Cultivation and Care
Adaptation: Honey-locust occurs on well-drained sites, upland woodlands and borders, rocky hillsides, old fields, fence rows, river floodplains, hammocks, and rich, moist bottomlands. It is most commonly found on moist, fertile soils near streams and lakes. It is tolerant of flooding and also is drought-resistant and somewhat tolerant of salinity. On bottomlands, it is a pioneer tree. On limestone uplands, it is an invader of rocky glades and abandoned farm fields and pastures. It is generally found below 760 meters, but up to 1500 meters in a few places.

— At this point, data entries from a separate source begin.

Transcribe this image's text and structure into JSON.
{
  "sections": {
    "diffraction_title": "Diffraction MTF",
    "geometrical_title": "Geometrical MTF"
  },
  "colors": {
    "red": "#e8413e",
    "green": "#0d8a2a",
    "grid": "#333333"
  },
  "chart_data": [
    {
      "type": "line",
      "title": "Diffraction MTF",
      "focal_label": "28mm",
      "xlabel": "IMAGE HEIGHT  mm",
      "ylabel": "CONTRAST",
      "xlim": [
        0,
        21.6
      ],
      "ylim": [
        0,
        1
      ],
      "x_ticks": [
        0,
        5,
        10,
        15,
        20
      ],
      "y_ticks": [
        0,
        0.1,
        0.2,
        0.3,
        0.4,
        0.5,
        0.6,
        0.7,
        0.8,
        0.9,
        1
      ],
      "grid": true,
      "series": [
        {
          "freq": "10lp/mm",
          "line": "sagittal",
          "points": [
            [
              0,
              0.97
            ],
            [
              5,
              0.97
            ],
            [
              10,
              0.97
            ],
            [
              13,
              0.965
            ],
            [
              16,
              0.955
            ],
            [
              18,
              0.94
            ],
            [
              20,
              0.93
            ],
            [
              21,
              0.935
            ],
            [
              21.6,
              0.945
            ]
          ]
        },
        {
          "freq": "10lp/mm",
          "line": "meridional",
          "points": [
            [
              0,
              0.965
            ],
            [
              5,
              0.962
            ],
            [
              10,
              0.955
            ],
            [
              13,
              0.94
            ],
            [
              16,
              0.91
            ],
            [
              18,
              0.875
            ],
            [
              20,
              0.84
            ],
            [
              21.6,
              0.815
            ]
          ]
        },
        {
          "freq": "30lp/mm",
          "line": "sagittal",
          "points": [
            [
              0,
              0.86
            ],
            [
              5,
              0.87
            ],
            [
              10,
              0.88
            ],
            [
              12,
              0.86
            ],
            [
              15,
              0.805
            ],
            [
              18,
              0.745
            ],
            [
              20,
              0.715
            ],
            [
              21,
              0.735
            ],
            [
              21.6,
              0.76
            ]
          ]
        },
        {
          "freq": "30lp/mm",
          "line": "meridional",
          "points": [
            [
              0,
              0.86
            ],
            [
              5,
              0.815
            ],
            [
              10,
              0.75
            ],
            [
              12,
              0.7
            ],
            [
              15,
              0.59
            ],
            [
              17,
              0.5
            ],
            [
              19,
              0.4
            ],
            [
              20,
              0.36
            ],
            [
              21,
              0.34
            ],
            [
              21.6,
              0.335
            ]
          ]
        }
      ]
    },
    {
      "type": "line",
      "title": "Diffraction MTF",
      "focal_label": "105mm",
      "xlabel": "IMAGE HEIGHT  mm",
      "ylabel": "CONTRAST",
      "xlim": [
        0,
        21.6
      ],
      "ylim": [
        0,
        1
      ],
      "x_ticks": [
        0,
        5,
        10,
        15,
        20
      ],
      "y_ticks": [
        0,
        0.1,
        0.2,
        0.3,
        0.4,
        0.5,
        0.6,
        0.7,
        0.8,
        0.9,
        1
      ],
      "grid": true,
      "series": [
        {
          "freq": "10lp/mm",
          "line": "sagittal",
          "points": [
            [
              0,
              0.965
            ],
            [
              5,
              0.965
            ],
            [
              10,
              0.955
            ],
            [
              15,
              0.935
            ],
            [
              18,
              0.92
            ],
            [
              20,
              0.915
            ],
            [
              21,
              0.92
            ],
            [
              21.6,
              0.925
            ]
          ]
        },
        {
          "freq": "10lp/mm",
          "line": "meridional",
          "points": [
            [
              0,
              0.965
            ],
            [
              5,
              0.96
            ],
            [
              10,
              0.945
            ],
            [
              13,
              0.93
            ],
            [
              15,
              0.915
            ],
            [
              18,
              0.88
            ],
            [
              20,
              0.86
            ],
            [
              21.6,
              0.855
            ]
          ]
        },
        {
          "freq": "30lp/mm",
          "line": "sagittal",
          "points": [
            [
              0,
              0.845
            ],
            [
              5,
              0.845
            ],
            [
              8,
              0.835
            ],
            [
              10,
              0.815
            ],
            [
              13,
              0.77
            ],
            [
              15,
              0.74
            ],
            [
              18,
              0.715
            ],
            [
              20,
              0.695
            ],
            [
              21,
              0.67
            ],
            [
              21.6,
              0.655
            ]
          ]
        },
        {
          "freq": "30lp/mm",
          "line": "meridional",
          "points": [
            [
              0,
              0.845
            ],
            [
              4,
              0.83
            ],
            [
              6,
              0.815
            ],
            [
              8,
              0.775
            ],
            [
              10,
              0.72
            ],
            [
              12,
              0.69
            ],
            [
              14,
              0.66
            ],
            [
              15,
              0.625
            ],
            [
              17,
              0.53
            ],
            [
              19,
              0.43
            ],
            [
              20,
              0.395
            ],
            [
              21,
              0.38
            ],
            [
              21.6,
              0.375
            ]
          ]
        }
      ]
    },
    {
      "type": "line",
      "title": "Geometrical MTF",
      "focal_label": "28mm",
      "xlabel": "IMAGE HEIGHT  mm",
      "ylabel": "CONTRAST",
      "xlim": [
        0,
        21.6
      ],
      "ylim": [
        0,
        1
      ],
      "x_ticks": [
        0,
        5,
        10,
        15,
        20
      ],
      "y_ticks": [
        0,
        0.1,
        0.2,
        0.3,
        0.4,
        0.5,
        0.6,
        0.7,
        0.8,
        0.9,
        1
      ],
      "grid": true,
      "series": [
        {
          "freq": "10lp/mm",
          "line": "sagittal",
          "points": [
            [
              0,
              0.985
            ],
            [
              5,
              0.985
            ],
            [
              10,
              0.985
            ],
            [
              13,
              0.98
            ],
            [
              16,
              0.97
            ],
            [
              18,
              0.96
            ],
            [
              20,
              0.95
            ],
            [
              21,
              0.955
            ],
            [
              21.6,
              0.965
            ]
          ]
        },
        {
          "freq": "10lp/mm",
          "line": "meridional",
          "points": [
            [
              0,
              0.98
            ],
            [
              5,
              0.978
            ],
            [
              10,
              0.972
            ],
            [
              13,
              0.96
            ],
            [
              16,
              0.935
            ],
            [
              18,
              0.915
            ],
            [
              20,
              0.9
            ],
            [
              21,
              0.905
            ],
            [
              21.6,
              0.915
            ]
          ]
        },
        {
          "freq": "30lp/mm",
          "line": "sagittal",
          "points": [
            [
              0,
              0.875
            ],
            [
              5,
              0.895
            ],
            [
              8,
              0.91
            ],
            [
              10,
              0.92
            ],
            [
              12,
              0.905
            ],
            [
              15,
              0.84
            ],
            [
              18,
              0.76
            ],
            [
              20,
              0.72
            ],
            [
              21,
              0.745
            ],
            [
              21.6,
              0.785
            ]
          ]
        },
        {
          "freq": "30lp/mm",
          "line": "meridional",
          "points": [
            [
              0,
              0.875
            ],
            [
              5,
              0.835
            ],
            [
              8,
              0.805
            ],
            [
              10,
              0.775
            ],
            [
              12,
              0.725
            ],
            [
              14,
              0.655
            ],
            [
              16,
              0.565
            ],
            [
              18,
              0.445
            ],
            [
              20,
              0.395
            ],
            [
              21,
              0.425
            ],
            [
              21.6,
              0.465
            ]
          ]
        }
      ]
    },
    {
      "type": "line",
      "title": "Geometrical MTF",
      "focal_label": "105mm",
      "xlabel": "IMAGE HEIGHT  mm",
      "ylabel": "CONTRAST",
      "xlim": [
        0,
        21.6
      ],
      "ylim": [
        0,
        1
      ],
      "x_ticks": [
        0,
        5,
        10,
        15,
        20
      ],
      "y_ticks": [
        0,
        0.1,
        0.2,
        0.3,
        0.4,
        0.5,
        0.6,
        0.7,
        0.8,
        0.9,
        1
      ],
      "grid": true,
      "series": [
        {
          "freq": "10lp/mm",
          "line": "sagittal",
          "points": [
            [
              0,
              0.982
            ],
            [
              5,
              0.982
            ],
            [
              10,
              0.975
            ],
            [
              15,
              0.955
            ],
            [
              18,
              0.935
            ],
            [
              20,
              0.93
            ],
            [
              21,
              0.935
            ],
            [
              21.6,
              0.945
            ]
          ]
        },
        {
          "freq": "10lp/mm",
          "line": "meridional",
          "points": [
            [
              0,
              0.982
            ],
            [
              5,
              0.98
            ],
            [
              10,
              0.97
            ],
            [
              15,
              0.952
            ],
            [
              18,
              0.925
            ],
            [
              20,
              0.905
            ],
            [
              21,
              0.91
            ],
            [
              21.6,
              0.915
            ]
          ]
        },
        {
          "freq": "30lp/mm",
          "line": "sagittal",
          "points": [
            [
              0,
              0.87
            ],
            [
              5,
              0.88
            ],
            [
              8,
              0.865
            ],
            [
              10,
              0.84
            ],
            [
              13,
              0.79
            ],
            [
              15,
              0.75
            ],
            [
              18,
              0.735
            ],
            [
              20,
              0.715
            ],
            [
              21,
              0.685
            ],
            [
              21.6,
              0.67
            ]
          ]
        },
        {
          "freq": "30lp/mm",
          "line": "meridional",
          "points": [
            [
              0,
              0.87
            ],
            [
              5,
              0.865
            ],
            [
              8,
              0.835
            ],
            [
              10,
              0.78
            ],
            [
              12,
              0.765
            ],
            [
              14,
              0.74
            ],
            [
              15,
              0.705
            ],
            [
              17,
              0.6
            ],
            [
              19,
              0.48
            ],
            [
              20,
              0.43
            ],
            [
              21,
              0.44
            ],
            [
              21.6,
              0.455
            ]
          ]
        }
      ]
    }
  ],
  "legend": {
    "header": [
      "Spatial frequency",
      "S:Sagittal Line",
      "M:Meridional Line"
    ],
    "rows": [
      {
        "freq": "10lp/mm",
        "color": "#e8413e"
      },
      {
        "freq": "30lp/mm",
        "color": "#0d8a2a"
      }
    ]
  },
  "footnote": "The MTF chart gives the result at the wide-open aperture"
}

Flowering: May-June; fruiting: September-October, sometimes remaining on the tree through February.
General: Seed production begins on honey-locust trees at about 10 years and continues until about age 100, with optimum production at about 25-75 years of age. Some seed usually is produced every year but large crops usually occur every other year. The seeds are viable for long periods because of a thick, impermeable seed coat. Under natural conditions, individual seeds become permeable at different periods following maturation so that germination is spread over several years. The seeds are dispersed by birds and mammals, including cattle, which eat the fruits, and buffalo may have been historically important dispersal agents of the seeds. Germinability apparently is enhanced by passage through the digestive tract of animals. Honey-locust also reproduces from stump and root sprouts.

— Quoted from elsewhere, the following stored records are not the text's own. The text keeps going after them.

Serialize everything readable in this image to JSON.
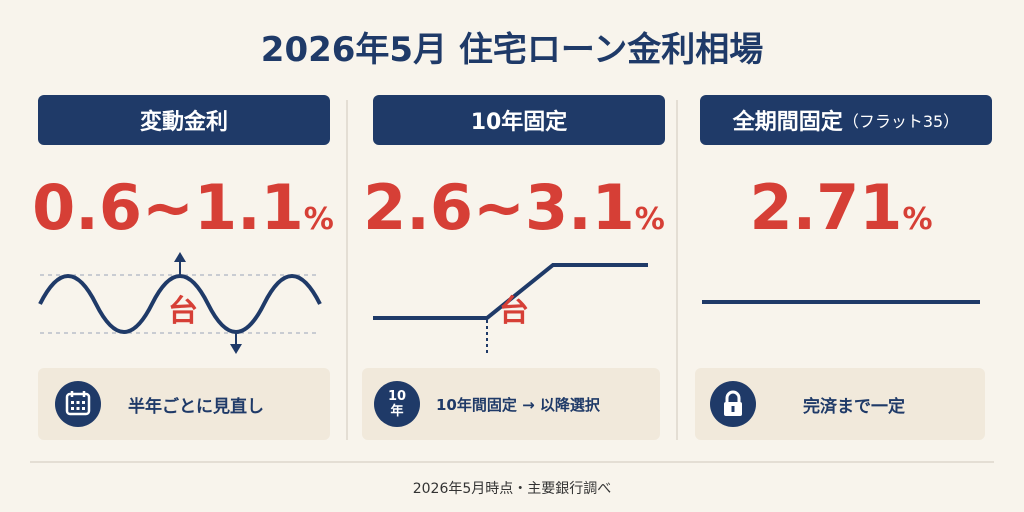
{
  "title": "2026年5月 住宅ローン金利相場",
  "columns": [
    {
      "header": "変動金利",
      "rate": "0.6~1.1",
      "suffix": "%台",
      "badge": {
        "text": "半年ごとに見直し"
      }
    },
    {
      "header": "10年固定",
      "rate": "2.6~3.1",
      "suffix": "%台",
      "badge": {
        "icon": "10年",
        "text": "10年間固定 → 以降選択"
      }
    },
    {
      "header": "全期間固定",
      "header_note": "（フラット35）",
      "rate": "2.71",
      "suffix": "%",
      "badge": {
        "text": "完済まで一定"
      }
    }
  ],
  "footnote": "2026年5月時点・主要銀行調べ"
}
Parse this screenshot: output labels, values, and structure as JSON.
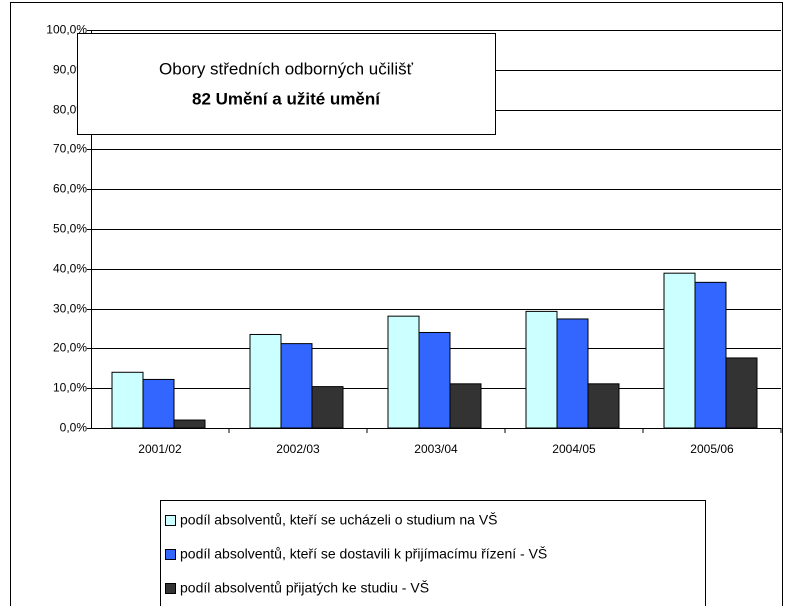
{
  "chart_data": {
    "type": "bar",
    "title": "Obory středních odborných učilišť",
    "subtitle": "82 Umění a užité umění",
    "categories": [
      "2001/02",
      "2002/03",
      "2003/04",
      "2004/05",
      "2005/06"
    ],
    "series": [
      {
        "name": "podíl absolventů, kteří se ucházeli o studium na VŠ",
        "color": "#ccffff",
        "values": [
          14.0,
          23.5,
          28.1,
          29.3,
          38.9
        ]
      },
      {
        "name": "podíl absolventů, kteří se dostavili k přijímacímu řízení - VŠ",
        "color": "#3366ff",
        "values": [
          12.2,
          21.2,
          24.0,
          27.4,
          36.6
        ]
      },
      {
        "name": "podíl absolventů přijatých ke studiu - VŠ",
        "color": "#333333",
        "values": [
          2.0,
          10.4,
          11.1,
          11.1,
          17.6
        ]
      }
    ],
    "ylim": [
      0,
      100
    ],
    "yticks": [
      {
        "value": 0,
        "label": "0,0%"
      },
      {
        "value": 10,
        "label": "10,0%"
      },
      {
        "value": 20,
        "label": "20,0%"
      },
      {
        "value": 30,
        "label": "30,0%"
      },
      {
        "value": 40,
        "label": "40,0%"
      },
      {
        "value": 50,
        "label": "50,0%"
      },
      {
        "value": 60,
        "label": "60,0%"
      },
      {
        "value": 70,
        "label": "70,0%"
      },
      {
        "value": 80,
        "label": "80,0%"
      },
      {
        "value": 90,
        "label": "90,0%"
      },
      {
        "value": 100,
        "label": "100,0%"
      }
    ],
    "grid": true
  }
}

Honey-locust is generally shade-intolerant and reproduction is primarily in open areas, gaps, and at the edges of woods. The ability of honey-locust to invade prairie and rangeland is thought to be related to its tolerance of xeric conditions. Growth is rapid and trees live to a maximum of about 125 years.
General Upkeep and Control
The only serious disease of honey-locust is a canker which is occasionally fatal, but trees in landscape plantings may be damaged by a number of pests and pathogens. Damage to young honey-locust also may be caused by rabbits gnawing the bark and by browsing of livestock and deer.
Honey-locust is easily injured by fire because of its thin bark, but it sprouts after top-kill by fire. It appears to be excluded from prairies by frequent fire. Infrequent fires may create openings for reproduction in bottomland forests. Honey-locust is not a nitrogen fixer.